Murder, My Sweet
Director/Studio/Author: Edward Dmytryk/RKO Radio Pictures/John Paxton
American release date: July 6, 2004 (original theatrical release 1944)
Format, Genre and length: DVD/Film Noir/95 minutes
Publisher/Industry Age Rating: NR
Overall Personal Rating: ★★★★
Philip Marlowe’s in a bit of a bind; his eyes are bandaged and he’s being grilled by the police, who insist they tell him what they want to know. When Randall comes in, Marlowe (Dick Powell) agrees to talk, and begins to spin his tale.
It all begins when a big lunk named Moose Malloy (Mike Mazurki) drops into Marlowe’s office. He wants to find a gal he used to go with eight years ago—before he was sent away to prison—and he wants Marlowe’s help. Marlowe ends up accompanying him to a joint called Florian’s. But no one there knows or has heard of Velma, and Moose getting rough doesn’t help anything.
Marlowe agrees to help Moose. Although he’s big and prone to using his fists, he’s also naïve, and a bit slow. Marlowe traces the previous owner of the bar and finds his widow listed in the phone book, so he pays her a visit and plies her with booze. For a drink, she’s ready to tell what she knows. She acts cagey about Velma, and he catches her in a lie, taking a photo of the missing Velma with him.
Back at his office, he has another visitor—a well-dressed foppish gentleman who desires to avail himself of Marlowe’s services, but he isn’t as forthcoming about details as Marlowe would like. He finally gets the man, Lindsey Marriott (Douglas Walton), to admit that there’s a jade necklace involved that he’s paying to retrieve for a lady. Marlowe accompanies him to a deserted spot, off the beaten path. He goes to investigate, sees nothing, but when he returns to the car, he’s hit with a blackjack. When he awakens, it’s to find a flashlight held by a woman shining in his face. She drops it and runs. Then he discovers the dead body in the car and calls the cops.
A third visitor to his office (the elevator operator quips that he’s becoming successful) turns out to be the mysterious lady, one Ann Grayle (Ann Shirley). And the jade necklace belongs to her stepmother, Helen (Claire Trevor). There is obviously no love lost between stepmother and stepdaughter, and the flaxen blonde Helen isn’t slow in showing her attraction to Marlowe.
While following the case, Marlowe becomes involved with a psychic, drugs, a scam, a kidnapping, and more pain than should be given to one man in one lifetime. Will he survive long enough to figure out what’s going on, and who did it?
Murder, My Sweet is based on the novel Farewell, My Lovely by Raymond Chandler, that I recently reviewed. It’s pretty much the same story, although some things have been changed and condensed, probably in the interest of time. In the book, Ann was Ann Riordan and not Grayle, therefore not related, but this way does make sense.

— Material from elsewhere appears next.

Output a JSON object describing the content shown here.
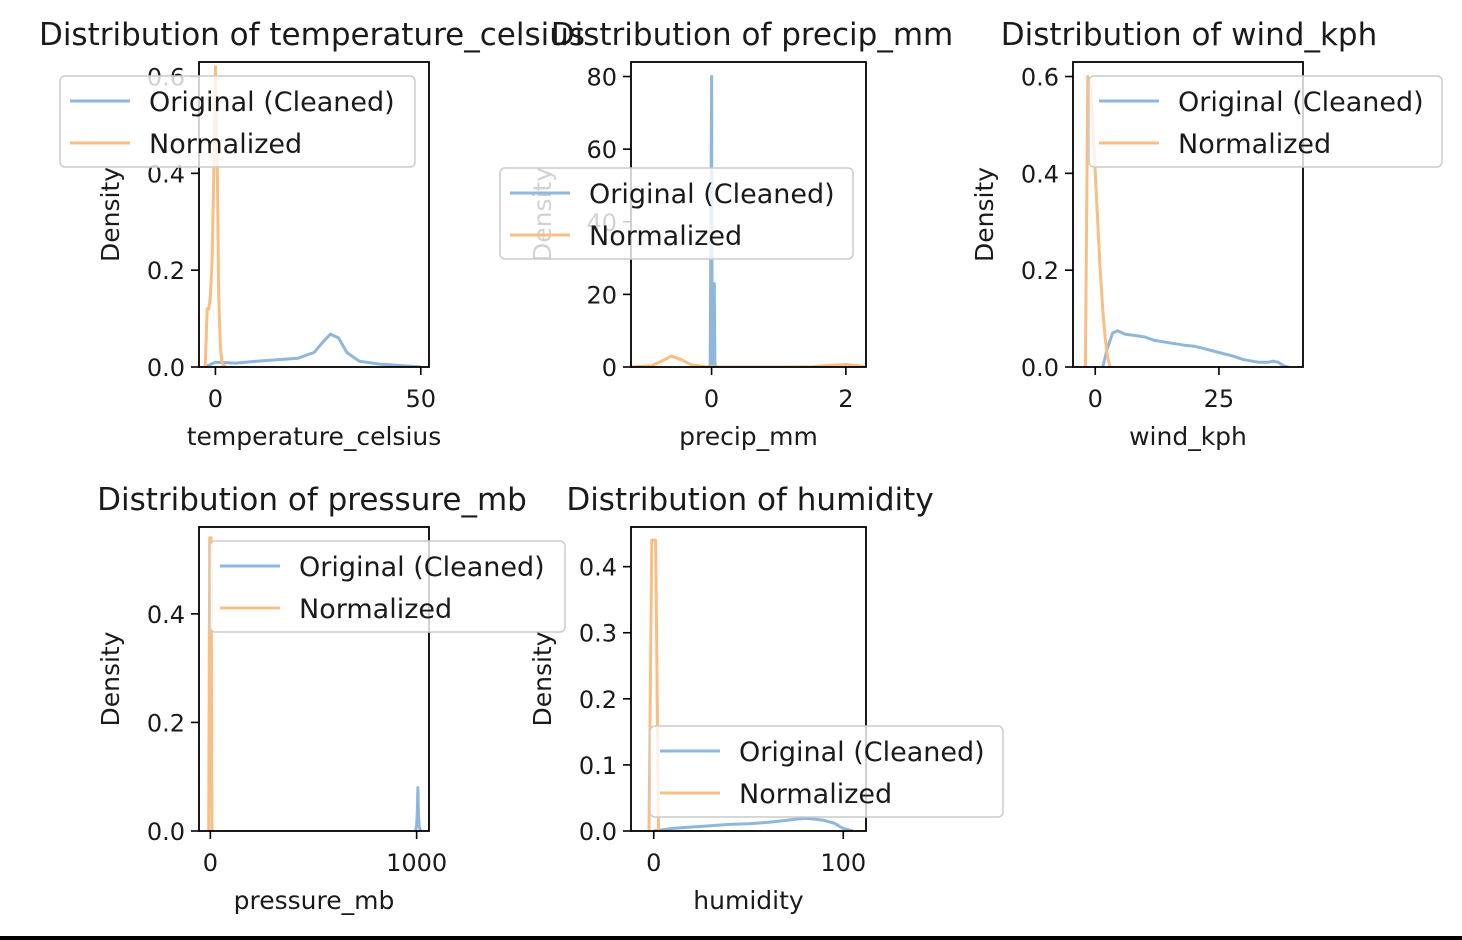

One huge change, though, had to do with the things I pointed out in my other review, the un-pc things. The black bar was that no longer. The smelly Indian working for Amthor wasn’t, and Amthor himself became white. The ship that figured in the book is completely gone. The circumstances of Marlowe being in the doctor’s place have slightly changed. But if you haven’t read the book, of course you won’t notice.
All in all, I think it was an enjoyable film, maybe not quite up to snuff with the Big Sleep, except in one regard. The casting of Philip Marlowe. Having seen both films and read both books, I have to say that Dick Powell’s performance was closer to the mark as regards the character that Chandler depicted than Bogart’s. Don’t get me wrong, I love Bogart. But Powell has it pretty dead-on with how I saw Marlowe, and while I was skeptical before I watched it, afterward I was a firm believer in Powell’s ability to act. I hadn’t seen him in anything before, so I had no preconceived notions, but I understand most of his roles were lightweight compared to this one. I hope he did more Marlowe films after this; he deserved it.
You might recognize the guy who played Moose if you ever watched Gilligan’s Island, and a lot of other old TV shows. He was type cast as the big, dumb heavy, but in real life, he was very intelligent and a witty conversationalist.
As with a lot of films, the romantic element was played up more than in the book, leaving Marlowe and Ann kissing in the back of a taxi. Not a bad ending, but I seriously doubt she appears in any of the other books. Guess I’ll find out.
A good film and a good way to spend an evening. I definitely recommend watching this if you enjoy film noir.